Когда Сазонову об этом сказали, он пошел спать и не велел себя будить. Утром сквозь сон слышал под самыми окнами: «Боже, царя храни», «Да здравствует Сербия!», «Да здравствует Франция!».
К чаю пришли хмурые Нератов и Шиллинг.
— На Садовой уже двух немцев выбросили из трамвая, — сказал Шиллинг.
— Наших в Берлине начали выкидывать еще третьего дня, — сказал Нератов.
Позвонил Янушкевич:
— Ради Бога, Сергей Димитриевич, не могли бы мы снова встретиться?
— Мне нетрудно, но толк какой?
— Умоляю вас. Положение страшное. Надо что-то предпринять.
Сухомлинов уже сидел у Янушкевича. По его пунцовой лысине и приподнятым бровям Сазонов понял, что военный министр «проснулся». За все дни кризиса он первый раз выглядел взволнованным по-настоящему.
— Проклятый телефон, — горячился Янушкевич, — не будь его, я получил бы распоряжение об отмене на целых полтора часа позднее, и тогда уже нельзя было бы отменить мобилизации. А теперь мы в нелепом положении. И это в то время, когда в Германии объявлен кригс-гефар-цуштанд, призван ландштурм, созданы баншутц-команды.

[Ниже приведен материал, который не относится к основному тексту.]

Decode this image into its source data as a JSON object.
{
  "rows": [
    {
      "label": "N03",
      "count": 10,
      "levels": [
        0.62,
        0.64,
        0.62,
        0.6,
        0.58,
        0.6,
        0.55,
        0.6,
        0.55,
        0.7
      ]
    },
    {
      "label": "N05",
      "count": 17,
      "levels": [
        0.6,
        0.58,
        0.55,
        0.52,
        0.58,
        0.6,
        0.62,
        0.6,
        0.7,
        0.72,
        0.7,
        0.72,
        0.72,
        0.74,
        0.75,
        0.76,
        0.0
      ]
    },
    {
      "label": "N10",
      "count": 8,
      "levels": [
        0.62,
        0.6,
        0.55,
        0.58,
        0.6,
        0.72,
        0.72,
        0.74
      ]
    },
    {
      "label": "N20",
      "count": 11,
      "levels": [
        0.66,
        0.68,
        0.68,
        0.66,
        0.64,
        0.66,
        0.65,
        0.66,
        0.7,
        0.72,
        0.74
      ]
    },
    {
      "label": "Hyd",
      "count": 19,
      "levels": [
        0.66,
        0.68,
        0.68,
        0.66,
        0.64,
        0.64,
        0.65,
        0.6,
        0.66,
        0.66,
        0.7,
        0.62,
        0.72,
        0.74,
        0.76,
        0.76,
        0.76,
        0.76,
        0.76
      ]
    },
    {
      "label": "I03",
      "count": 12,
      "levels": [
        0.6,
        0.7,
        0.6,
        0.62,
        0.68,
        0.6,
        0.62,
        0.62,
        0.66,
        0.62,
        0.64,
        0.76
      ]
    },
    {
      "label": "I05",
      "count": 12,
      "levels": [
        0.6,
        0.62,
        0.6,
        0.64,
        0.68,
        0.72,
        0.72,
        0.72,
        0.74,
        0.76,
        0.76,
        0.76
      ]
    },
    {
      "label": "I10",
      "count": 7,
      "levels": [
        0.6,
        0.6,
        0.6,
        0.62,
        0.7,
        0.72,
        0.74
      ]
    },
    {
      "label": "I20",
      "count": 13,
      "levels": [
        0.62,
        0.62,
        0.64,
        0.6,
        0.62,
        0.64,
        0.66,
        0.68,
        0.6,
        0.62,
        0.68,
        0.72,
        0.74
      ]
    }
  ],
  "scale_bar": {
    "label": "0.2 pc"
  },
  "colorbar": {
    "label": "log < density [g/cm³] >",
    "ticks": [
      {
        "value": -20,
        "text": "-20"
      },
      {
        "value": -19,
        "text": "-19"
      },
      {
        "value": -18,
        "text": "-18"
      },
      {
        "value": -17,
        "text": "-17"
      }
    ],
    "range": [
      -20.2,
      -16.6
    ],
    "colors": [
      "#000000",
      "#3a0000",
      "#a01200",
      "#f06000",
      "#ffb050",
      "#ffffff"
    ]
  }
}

— Да что там баншутц-команды! — пробормотал Сухомлинов. — Разведка доносит, что в Германии тайно идет самая настоящая мобилизация.
— Что же мы можем, Владимир Александрович?
— Надо во что бы то ни стало убедить государя отменить запрет.
— Поклонюсь в ноги, если вам удастся это сделать.
— Кланяться нам придется, Сергей Димитриевич. Ни я, ни Николай Николаевич не пригодны больше в роли председателей. Каждый из нас пытался убеждать его величество, но успеха не имели. На вас вся надежда.
— Господа, я и без этого везу немалый воз; он впору более крепкой лошадке.
— Сергей Димитриевич, не за себя просим. Подумайте только, что немцы уже на шестой день после начала войны могут пойти в наступление, а наша мобилизация протянется чуть не месяц. Нас возьмут голыми руками.